A surge of violence would also make it all the more difficult for Iraq's Shi'ites, Sunnis, and Kurds to reach agreements on sharing power and wealth, and greatly complicate the debate in the United States on whether and how quickly to withdraw troops.
The US military has angered some Sadrists by carrying out raids against breakaway factions. There have been calls from within the militia and its political wing to call off the cease-fire.
Rear Admiral Gregory Smith, a US military spokesman, blamed Iranian-backed Shi'ite extremists for a flurry of rocket attacks - including one Monday against an Iraqi housing complex near the country's main US military base that killed at least five people and wounded 16, including two US soldiers.
Smith also said one American civilian was killed and a number of US troops and civilian personnel were wounded in a rocket attack in the southeastern area of Rustamiyah on Tuesday night. He did not elaborate, but there is a US base in the predominantly Shi'ite area.
He said those attacks and another on Tuesday were carried out by "Iranian-backed Special Group criminals," a term the military uses to describe groups that broke away from the Mahdi Army militia or refused to respect the cease-fire Sadr declared last August.
The cease-fire has been a key element in a three-piece puzzle that has come together to help reduce violence since mid-2007. The two other factors are the influx of thousands of US troops last summer, and creation of Sunni-dominated groups funded by the US military to fight Al Qaeda in Iraq, the most extremist of the Sunni insurgents.
Sheik Salah al-Obeidi, a spokesman for Sadr in the Shi'ite holy city of Najaf, said that if the cleric failed to issue a statement by Saturday saying the cease-fire was extended, "then that means the freeze is over."
The ambiguity left many Iraqis uneasy.
"The drop in violence and the quiet which Baghdad witnesses is clear evidence that this militia was behind all the chaos in the past," said Sunni Parliament member Asmaa al-Dulaimi.
She said ending the cease-fire "will affect national reconciliation and will further deteriorate the security situation nationwide. Resuming their activities, whether against the government or civilians, will lead to a new confrontation with them."
Smith said that under current conditions, violence was still dropping. He said the number of civilian deaths in Baghdad had fallen from 1,087 men, women, and children killed in February 2007 to 178 in the first month of this year.
According to an Associated Press count, at least 238 civilians and security forces died in Baghdad last month, compared with 1,148 killed in February 2007.
Smith also said the number of execution-style killings carried out by so-called sectarian death squads had dropped some 95 percent, from 800 in February 2007 to below 40 this month.
The AP determined that at least 640 bodies were found on Iraq streets or in mass graves in February 2007, compared with at least 184 so far in February 2008.

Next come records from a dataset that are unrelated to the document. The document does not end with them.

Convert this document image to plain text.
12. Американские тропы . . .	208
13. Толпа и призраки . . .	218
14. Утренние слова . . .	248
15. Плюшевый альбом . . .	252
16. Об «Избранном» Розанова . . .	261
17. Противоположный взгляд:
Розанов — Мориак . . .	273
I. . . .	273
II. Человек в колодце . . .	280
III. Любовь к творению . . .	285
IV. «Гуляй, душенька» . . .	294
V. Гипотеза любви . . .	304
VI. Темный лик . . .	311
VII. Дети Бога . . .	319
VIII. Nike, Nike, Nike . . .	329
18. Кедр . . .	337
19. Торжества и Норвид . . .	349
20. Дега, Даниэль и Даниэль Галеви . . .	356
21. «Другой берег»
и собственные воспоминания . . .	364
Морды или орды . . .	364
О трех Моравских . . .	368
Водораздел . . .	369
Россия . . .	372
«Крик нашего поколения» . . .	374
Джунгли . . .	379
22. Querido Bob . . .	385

But there has been a recent surge of attacks attributed to Al Qaeda in Iraq.
Yesterday, a US soldier was killed and three were wounded in a rocket-propelled grenade attack in the northwestern city of Mosul, the military said.
The military has described Mosul as the last urban stronghold of Al Qaeda in Iraq.
Separately, a roadside bomb killed a soldier assigned to Multi-National Division-Center, which is responsible for territory south of Baghdad. The military statement did not give a more exact location.
Three Iraqi children were killed and seven others wounded when they were hit by an insurgent mortar attack while playing soccer outside a military supply area on Tuesday near Balad, 50 miles north of Baghdad.
In violent Diyala Province north of Baghdad, a suicide bomber yesterday killed seven people and wounded 17, officials said.
The US military and the Iraqi government have asserted that Sunni insurgents led by Al Qaeda in Iraq are increasingly trying to use Iraq's most vulnerable populations as suicide bombers to avoid raising suspicions or being searched at checkpoints that guard access to many markets, neighborhoods, and bridges in the capital.